What This Could Mean for Future Treatments
The results suggest that mitochondrial magnesium channels may be a promising target for obesity, fatty liver disease, type 2 diabetes, and other cardiometabolic conditions. Still, the findings are early. The main experiments were done in mice, and the study used a global MRS2 knockout, which means the researchers could not isolate the role of the channel in each individual tissue. The authors also note that future work will need safer, more refined MRS2 modulators suitable for human studies.
“These findings are the result of several years of work,” Muniswamy said. “A drug that can reduce the risk of cardiometabolic diseases such as heart attack and stroke, and also reduce the incidence of liver cancer, which can follow fatty liver disease, will make a huge impact. We will continue its development.”
Follow-Up Research
Related studies published after the CPACC work suggest that mitochondrial magnesium transport may matter beyond obesity and fatty liver disease.

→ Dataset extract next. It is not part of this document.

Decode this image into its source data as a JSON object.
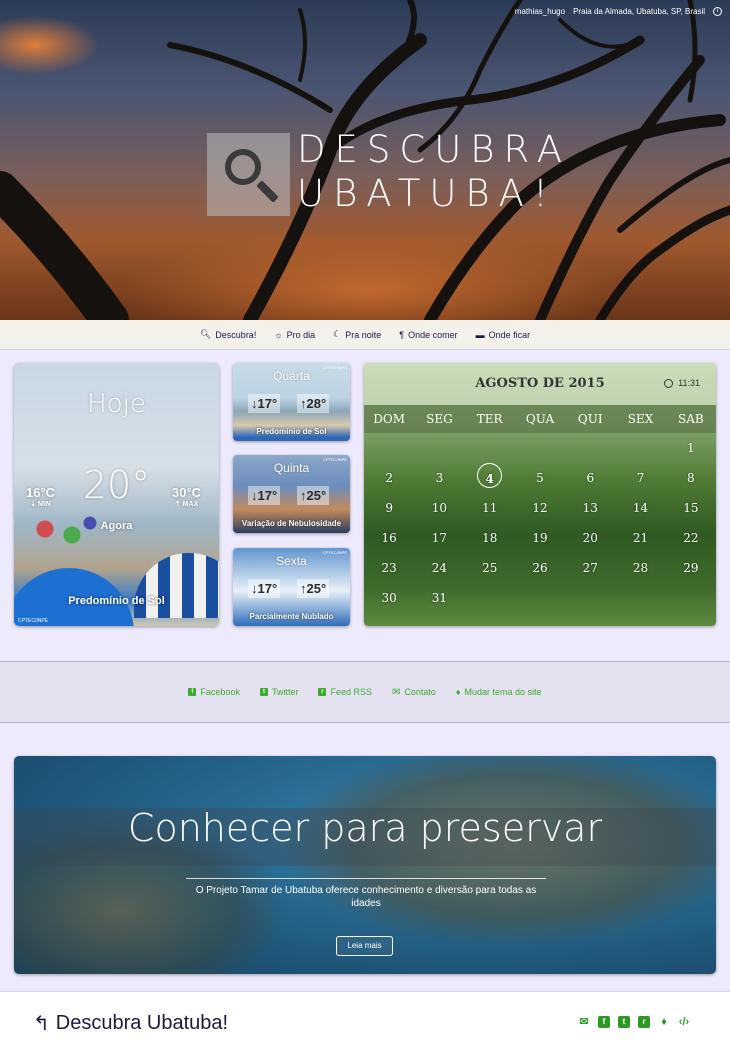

In a 2024 Mitochondrion study, researchers showed that lower magnesium levels inside mitochondria increased activity of the mitochondrial calcium uniporter (MCU), which controls calcium uptake into mitochondria. The finding helps explain how mitochondrial magnesium can influence calcium signaling, energy production, and cell stress.
In 2026, a Hypertension study connected Mrs2 to pulmonary arterial hypertension (PAH). In diseased pulmonary artery cells, excess mitochondrial magnesium helped drive metabolic dysfunction, lactate buildup, calcium overload, mitochondrial damage, and abnormal cell growth. Reducing Mrs2 activity improved mitochondrial function and eased vascular remodeling in rats.
References:
“Limiting Mrs2-dependent mitochondrial Mg2+ uptake induces metabolic programming in prolonged dietary stress” by Travis R. Madaris, Manigandan Venkatesan, Soumya Maity, Miriam C. Stein, Neelanjan Vishnu, Mridula K. Venkateswaran, James G. Davis, Karthik Ramachandran, Sukanthathulse Uthayabalan, Cristel Allen, Ayodeji Osidele, Kristen Stanley, Nicholas P. Bigham, Terry M. Bakewell, Melanie Narkunan, Amy Le, Varsha Karanam, Kang Li, Aum Mhapankar, Luke Norton, Jean Ross, M. Imran Aslam, W. Brian Reeves, Brij B. Singh, Jeffrey Caplan, Justin J. Wilson, Peter B. Stathopulos, Joseph A. Baur and Muniswamy Madesh, 27 February 2023, Cell Reports.
DOI: 10.1016/j.celrep.2023.112155
“Mrs2-mediated mitochondrial magnesium uptake is essential for the regulation of MCU-mediated mitochondrial Ca2+ uptake and viability” by Thiruvelselvan Ponnusamy, Prema Velusamy and Santhanam Shanmughapriya, 8 April 2024, Mitochondrion.
DOI: 10.1016/j.mito.2024.101877
“Enhanced Mitochondrial Mrs2-Mg2+ Signaling Drives Mitochondrial Dysfunction in Pulmonary Arterial Hypertension Rats” by Ruo-Nan Chen, Xue-Qin Weng, Yan Yan, Qin-Ye Chen, Yi-Chen Lin, Lan Liu, Xiao-Ling Zhuang, Long-Xin Gui, James S.K. Sham, Mo-Jun Lin and Da-Cen Lin, 16 March 2026, Hypertension.